It should be a much better crop year for farmers in the prairies this year.
The Senior Agri-Meteorologist with World Weather Inc says farmers in southern Saskatchewan will still be looking for some rain in the spring, but then things should turn around.
Drew Lerner says while a lot of areas have snow there isn’t a lot of moisture in it.
“We’ve had cold weather here for a while and most of the snow when it falls in a cold atmosphere doesn’t have a lot of moisture in it. The snowflakes are really crystallized and it becomes real fluffy snow and so it doesn’t stack well. There’s a lot of air between the snowflakes, so it ends up accumulating much more significantly. Looking at it you think you’ve got all kinds of moisture, but if you take it and melt it down I think you’re going to find there’s not much moisture in it.”
Lerner says one of the concerns is the moisture content is a little low, noting that once the plant emerges farmers will be looking for that next rain event to sustain the crop.

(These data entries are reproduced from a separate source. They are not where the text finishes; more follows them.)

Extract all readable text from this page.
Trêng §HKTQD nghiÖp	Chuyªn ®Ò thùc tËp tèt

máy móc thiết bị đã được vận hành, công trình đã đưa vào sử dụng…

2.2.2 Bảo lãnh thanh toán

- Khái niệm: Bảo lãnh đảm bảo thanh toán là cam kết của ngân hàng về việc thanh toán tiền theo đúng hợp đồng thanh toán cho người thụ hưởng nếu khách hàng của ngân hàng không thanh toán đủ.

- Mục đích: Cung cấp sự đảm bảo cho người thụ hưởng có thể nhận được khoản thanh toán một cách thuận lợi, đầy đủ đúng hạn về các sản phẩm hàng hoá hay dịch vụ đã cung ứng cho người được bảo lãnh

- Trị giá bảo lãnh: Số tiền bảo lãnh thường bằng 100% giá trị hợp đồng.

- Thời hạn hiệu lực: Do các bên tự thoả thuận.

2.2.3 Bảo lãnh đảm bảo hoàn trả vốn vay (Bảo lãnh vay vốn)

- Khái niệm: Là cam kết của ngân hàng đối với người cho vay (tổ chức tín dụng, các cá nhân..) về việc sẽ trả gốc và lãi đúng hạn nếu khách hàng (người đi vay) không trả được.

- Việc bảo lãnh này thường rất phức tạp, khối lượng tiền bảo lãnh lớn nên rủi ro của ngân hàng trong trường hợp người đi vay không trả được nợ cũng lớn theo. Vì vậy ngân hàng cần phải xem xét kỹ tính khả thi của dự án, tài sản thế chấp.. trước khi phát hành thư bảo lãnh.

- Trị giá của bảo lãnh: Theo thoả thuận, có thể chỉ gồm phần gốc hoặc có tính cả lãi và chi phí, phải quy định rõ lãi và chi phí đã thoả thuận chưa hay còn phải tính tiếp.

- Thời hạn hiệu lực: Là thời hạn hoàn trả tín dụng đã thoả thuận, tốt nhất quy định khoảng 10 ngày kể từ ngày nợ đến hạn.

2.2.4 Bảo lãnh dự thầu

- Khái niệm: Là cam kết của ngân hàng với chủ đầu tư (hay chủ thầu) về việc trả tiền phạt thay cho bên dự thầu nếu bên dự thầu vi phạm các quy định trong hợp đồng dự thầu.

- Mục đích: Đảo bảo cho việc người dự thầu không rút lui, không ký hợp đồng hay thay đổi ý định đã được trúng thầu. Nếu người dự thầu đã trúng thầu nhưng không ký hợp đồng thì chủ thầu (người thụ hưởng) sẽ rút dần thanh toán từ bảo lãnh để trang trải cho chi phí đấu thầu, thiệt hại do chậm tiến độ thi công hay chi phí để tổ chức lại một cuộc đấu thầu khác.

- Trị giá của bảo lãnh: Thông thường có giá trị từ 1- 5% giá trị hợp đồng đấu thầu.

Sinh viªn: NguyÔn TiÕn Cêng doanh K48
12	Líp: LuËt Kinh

“I think there are a lot of reasons for us, to not do really well with the volume of moisture this particular spring. As we go into the summer, I think we’ll start doing a lot better with a more routine occurrence of rain. I don’t want to imply that there’s not going to be moisture in the spring because there will be. If you’re looking to fix the moisture deficit from the past two years, we’re not going to do it during the early part of the spring at least. I think we’ll have enough moisture to get our seeds in the ground and get them started.”
He says April and May weather will see improved rainfall in the central and southern prairies. Southern Manitoba will be the wettest this spring, with many areas across the southern prairies wet this summer.
Lerner says the forecast for El Nino really hasn’t amounted to much, but he’s seeing signs that it could linger with more of an impact similar to 2004.
“If El Nino comes back, it does have an influence on the Prairies during the Spring and it usually includes an ongoing wetter bias North of 16 highway in Alberta in particular. Then for the Southwest and Central part of the Prairies, we tend to have that drier than normal condition still prevailing too. That’s why I say we’re going to have a little bit of a tough time this spring getting started, but as we move from Spring to Summer I think we’ll switch it around a little bit, and we’ll go the other way for both these areas.”
Lerner says once we get past the spring everyone’s going to do a little better and should have a better crop.
Lerner was one of the featured speakers at the Nutrien Ag Solutions Crop Information Day.